Bo Diddley spent several years of his later life living in New Mexico, even becoming a sheriff of a small town there. He played a 2 hour set at the Sunshine Theater in Albuquerque, 1999, and I asked him to sign the liner notes of my rarities CD after the show. He looked over the track list and looked amused. Earlier, I had gotten some great poses of him strutting and playing his trademark "shave and a haircut, two bits" riffing. His music had changed quite a bit for his contemporary releases by then, but he had an awesome, positive message throughout his whole career, and he played a great selection from his early songbook that night. What a performer!

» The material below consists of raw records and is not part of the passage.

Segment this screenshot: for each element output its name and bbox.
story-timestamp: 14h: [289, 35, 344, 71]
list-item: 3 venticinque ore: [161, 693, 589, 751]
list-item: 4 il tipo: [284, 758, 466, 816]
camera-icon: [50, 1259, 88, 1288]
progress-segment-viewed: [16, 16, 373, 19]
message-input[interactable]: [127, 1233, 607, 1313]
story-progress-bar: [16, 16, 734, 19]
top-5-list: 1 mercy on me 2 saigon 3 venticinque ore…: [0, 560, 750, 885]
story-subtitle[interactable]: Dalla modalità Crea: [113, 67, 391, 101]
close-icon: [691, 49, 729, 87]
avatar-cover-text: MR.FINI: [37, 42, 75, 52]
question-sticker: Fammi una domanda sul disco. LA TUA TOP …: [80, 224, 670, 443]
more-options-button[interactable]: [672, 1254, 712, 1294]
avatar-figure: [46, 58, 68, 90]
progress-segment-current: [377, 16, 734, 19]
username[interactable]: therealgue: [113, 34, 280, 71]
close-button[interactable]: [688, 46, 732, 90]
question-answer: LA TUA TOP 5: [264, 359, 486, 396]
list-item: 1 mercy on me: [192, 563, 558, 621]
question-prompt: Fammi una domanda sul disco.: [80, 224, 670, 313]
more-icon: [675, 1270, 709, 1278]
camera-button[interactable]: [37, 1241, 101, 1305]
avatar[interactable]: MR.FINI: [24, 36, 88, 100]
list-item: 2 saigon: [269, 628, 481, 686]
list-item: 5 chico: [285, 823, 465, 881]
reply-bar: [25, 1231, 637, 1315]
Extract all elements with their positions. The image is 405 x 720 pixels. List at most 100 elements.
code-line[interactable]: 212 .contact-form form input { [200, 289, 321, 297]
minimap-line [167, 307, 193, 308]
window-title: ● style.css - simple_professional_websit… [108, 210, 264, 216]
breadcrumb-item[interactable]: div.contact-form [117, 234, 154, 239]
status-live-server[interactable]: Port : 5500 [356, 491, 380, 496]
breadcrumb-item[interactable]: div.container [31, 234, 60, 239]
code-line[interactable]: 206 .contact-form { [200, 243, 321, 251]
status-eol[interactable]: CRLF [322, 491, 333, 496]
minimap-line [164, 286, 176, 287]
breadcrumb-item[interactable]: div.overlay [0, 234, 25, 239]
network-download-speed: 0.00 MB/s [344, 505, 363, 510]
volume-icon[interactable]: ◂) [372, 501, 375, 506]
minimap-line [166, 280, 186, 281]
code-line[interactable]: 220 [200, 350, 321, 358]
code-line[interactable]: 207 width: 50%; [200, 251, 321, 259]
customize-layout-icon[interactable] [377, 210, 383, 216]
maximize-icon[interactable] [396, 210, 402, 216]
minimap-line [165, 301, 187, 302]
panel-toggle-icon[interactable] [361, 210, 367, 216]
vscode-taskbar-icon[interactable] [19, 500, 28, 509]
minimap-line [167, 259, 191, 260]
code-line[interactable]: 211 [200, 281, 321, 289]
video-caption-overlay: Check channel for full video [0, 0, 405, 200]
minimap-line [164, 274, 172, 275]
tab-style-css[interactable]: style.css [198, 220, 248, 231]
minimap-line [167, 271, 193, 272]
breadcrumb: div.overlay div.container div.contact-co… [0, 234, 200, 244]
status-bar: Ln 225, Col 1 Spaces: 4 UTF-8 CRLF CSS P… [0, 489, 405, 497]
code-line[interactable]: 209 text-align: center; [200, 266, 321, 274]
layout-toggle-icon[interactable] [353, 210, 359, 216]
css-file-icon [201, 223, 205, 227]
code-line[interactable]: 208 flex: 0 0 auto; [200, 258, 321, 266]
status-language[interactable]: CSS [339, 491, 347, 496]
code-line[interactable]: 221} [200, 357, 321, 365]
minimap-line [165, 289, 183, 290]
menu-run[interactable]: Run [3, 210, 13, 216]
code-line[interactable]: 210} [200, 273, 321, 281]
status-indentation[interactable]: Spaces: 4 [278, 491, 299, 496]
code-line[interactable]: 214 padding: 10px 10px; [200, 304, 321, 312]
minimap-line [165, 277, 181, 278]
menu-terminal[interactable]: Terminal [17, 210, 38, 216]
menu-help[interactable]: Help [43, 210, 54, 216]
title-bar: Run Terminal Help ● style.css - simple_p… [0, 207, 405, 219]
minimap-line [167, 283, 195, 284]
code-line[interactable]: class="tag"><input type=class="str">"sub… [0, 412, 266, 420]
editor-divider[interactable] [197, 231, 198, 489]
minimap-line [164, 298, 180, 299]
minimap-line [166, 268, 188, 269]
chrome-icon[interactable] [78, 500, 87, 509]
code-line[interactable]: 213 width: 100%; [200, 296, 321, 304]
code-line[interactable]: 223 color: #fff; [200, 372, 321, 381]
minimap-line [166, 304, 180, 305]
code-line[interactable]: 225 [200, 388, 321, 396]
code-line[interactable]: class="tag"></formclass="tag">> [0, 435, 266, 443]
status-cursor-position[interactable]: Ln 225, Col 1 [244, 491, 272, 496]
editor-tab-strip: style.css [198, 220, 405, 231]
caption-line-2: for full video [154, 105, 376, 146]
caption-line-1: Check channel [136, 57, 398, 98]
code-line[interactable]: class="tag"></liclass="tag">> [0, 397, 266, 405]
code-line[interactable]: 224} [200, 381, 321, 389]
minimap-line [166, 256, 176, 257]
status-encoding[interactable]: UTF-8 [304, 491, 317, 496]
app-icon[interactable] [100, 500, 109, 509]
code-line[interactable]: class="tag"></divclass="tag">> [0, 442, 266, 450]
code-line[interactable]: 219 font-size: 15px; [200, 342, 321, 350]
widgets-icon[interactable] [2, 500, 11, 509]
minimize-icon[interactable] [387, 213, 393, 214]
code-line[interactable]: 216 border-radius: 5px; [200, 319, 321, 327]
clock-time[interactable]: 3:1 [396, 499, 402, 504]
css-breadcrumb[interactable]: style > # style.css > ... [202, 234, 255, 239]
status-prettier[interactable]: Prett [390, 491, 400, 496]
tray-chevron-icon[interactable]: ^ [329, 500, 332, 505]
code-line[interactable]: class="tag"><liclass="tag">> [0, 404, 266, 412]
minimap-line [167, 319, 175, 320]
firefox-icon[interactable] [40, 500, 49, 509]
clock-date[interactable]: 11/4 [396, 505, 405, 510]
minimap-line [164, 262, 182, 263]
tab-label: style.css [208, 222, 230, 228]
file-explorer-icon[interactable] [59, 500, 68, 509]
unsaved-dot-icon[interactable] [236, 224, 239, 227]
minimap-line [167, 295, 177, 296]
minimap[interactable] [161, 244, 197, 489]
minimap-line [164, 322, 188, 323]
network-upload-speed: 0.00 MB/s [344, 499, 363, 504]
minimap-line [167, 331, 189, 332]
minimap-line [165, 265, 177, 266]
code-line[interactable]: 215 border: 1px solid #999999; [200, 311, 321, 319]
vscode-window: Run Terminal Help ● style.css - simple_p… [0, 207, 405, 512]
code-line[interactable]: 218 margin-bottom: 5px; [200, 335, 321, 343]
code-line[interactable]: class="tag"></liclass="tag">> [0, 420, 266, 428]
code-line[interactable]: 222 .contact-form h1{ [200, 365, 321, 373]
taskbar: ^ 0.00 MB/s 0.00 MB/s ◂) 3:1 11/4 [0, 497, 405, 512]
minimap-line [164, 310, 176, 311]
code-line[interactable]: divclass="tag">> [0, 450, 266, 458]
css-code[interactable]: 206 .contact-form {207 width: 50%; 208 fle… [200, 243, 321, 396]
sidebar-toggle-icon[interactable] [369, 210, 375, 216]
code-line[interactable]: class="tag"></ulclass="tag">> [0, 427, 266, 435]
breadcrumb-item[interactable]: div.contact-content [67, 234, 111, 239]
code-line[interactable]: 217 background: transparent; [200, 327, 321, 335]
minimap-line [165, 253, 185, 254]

Bo was very friendly and conversational with the audience after extensive encores, and he seemed like such a nice, happy-go-lucky guy, and a really lighthearted performer. He was known also for a healthy dose of comedy interspersed between songs, almost like intermissions, where banter with his band mates was standard. He was true to form, with plenty of smiles for the audience
In contrast, a few years later I saw Chuck Berry on his 75th Birthday tour, with Little Richard doing a solo set with just his amazing vocals, accompanying himself on piano. Berry was notoriously unwilling to sign autographs. What was cool with Chuck Berry, though, was that he invited dozens of audience members on stage, and he continued to jam while hosting singalongs to end out his encores. It was still pretty great to be on stage with him, but for the life of me, I could not get him to sign a CD liner note for a Sun Records compilation of his early singles in between encores. He looked like he was having too much fun to think about scrawling a bunch of autographs in between chords. I feel blessed to have seen all those legends, in particular.